Like hive-minded creatures, the five remaining Morgut ships focus their fire on our weapons array. Only March’s skill in the pilot chair keeps us from utter destruction, constantly twirling us away, which makes my job a little harder. Not that I’m complaining. I can’t worry about the fires or the breach, as long as I have weapons.

My lasers sing, slamming into their hulls again and again. I look for a weak point but find none. Torrance supports on cannons; he fires less often, but he can do a lot more damage. Soon, another round of proton missiles come screaming past, blowing another ship to dust. Two down, four to go.

“Target medical,” Doc says. “I think life support may operate from there.”

Without life support, they can’t shoot back. Good thinking, Doc.

Torrance and I switch targets, aiming for the medical prong. Our concentrated fire bites deep into the hull, and vacuum does the rest, pulling the prong off in a ragged break. That becomes our new strategy: We whittle them down, then the incoming missiles do the rest. Though our ship stinks of burning metal and hot wiring, we’re still flying when the last Morgut ship dissolves into scrap.

“Status,” March demands.

“Aft shields back online!” The ensign says finally. “All fires out.”

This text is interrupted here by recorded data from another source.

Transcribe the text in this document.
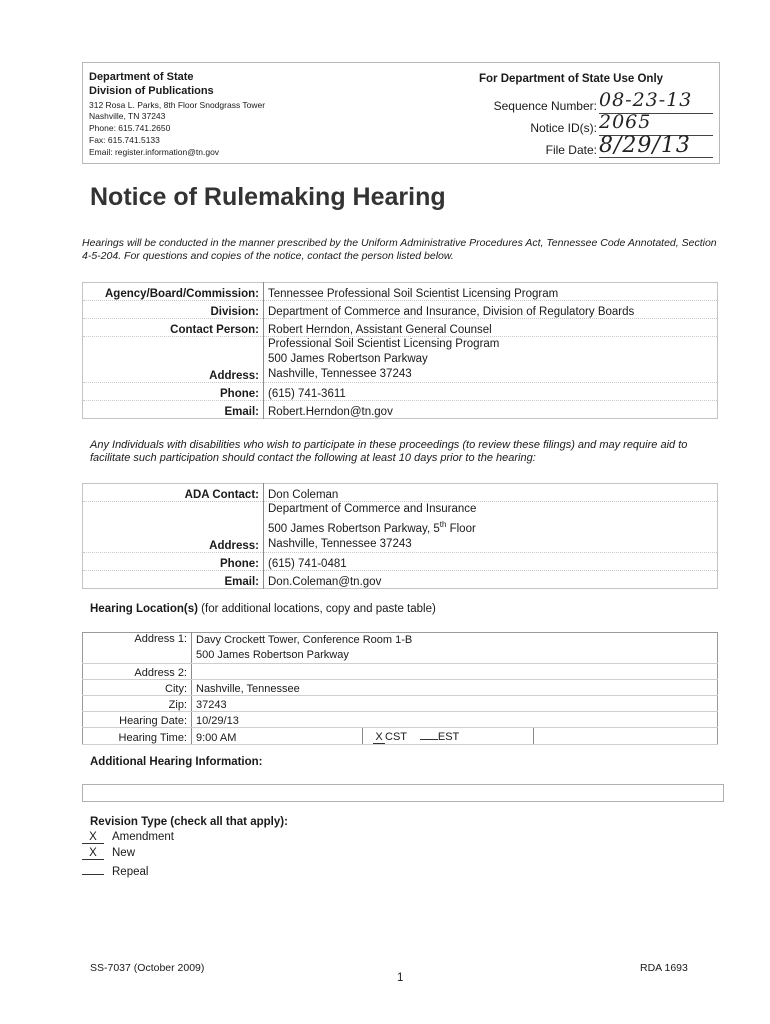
Department of State
Division of Publications
312 Rosa L. Parks, 8th Floor Snodgrass Tower
Nashville, TN 37243
Phone: 615.741.2650
Fax: 615.741.5133
Email: register.information@tn.gov
For Department of State Use Only
Sequence Number: 08-23-13
Notice ID(s): 2065
File Date: 8/29/13
Notice of Rulemaking Hearing
Hearings will be conducted in the manner prescribed by the Uniform Administrative Procedures Act, Tennessee Code Annotated, Section 4-5-204. For questions and copies of the notice, contact the person listed below.
Agency/Board/Commission:	Tennessee Professional Soil Scientist Licensing Program
Division:	Department of Commerce and Insurance, Division of Regulatory Boards
Contact Person:	Robert Herndon, Assistant General Counsel
Address:	Professional Soil Scientist Licensing Program
500 James Robertson Parkway
Nashville, Tennessee 37243

Phone:	(615) 741-3611
Email:	Robert.Herndon@tn.gov
Any Individuals with disabilities who wish to participate in these proceedings (to review these filings) and may require aid to facilitate such participation should contact the following at least 10 days prior to the hearing:
ADA Contact:	Don Coleman
Address:	Department of Commerce and Insurance
500 James Robertson Parkway, 5th Floor
Nashville, Tennessee 37243

Phone:	(615) 741-0481
Email:	Don.Coleman@tn.gov
Hearing Location(s) (for additional locations, copy and paste table)
Address 1:	Davy Crockett Tower, Conference Room 1-B
500 James Robertson Parkway		

Address 2:			
City:	Nashville, Tennessee		
Zip:	37243		
Hearing Date:	10/29/13		
Hearing Time:	9:00 AM	X CST EST	
Additional Hearing Information:
Revision Type (check all that apply):
X Amendment
X New
Repeal
SS-7037 (October 2009)
1
RDA 1693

An eternity later, Doc answers, “Ten wounded, none critical. No fatalities.”

We open the comm shipwide and listen to our people cheering. A trickle of something drips into my eyes. I touch my brow, surprised to find I’m sweaty as hell, but unlike Dina, I don’t smell of flowers.

I tap the comm and ask Evelyn, “How did you work that trick with the lasers? Not that I’m ungrateful. Just amazed.”

“I noticed that certain radiation frequencies disrupt the guidance fields of my nanites, and I thought it might work on shields on a larger scale. I figured we had nothing to lose.”

That was certainly true. The Morgut were kicking our asses before her brainstorm. “Way to go, egghead. We’ll make a soldier of you yet.”

“Unfortunately, the alteration burned out our lasers.”

On the grand scale, the ship has bigger problems. At least we’re in once piece. More or less. “We should put down to make repairs,” I suggest to March.

March shakes his head. “We can’t stay in one place long. Don’t know how long it’ll be before the next site is hit. It might be a simultaneous attack for all we know.”

“Can Torrance fix things en route?” Dina could, no question. But I don’t know how good her replacement is.

“He’ll have to.”

CHAPTER 50

I never thought I’d say this, but—

I’m tired of jumping.

Even when Argus takes the lead, I have to be on-site in case something goes wrong. So far nothing has, but you know the one time I refuse the call and sleep ten minutes longer, well, that’s when we’d wind up lost in grimspace.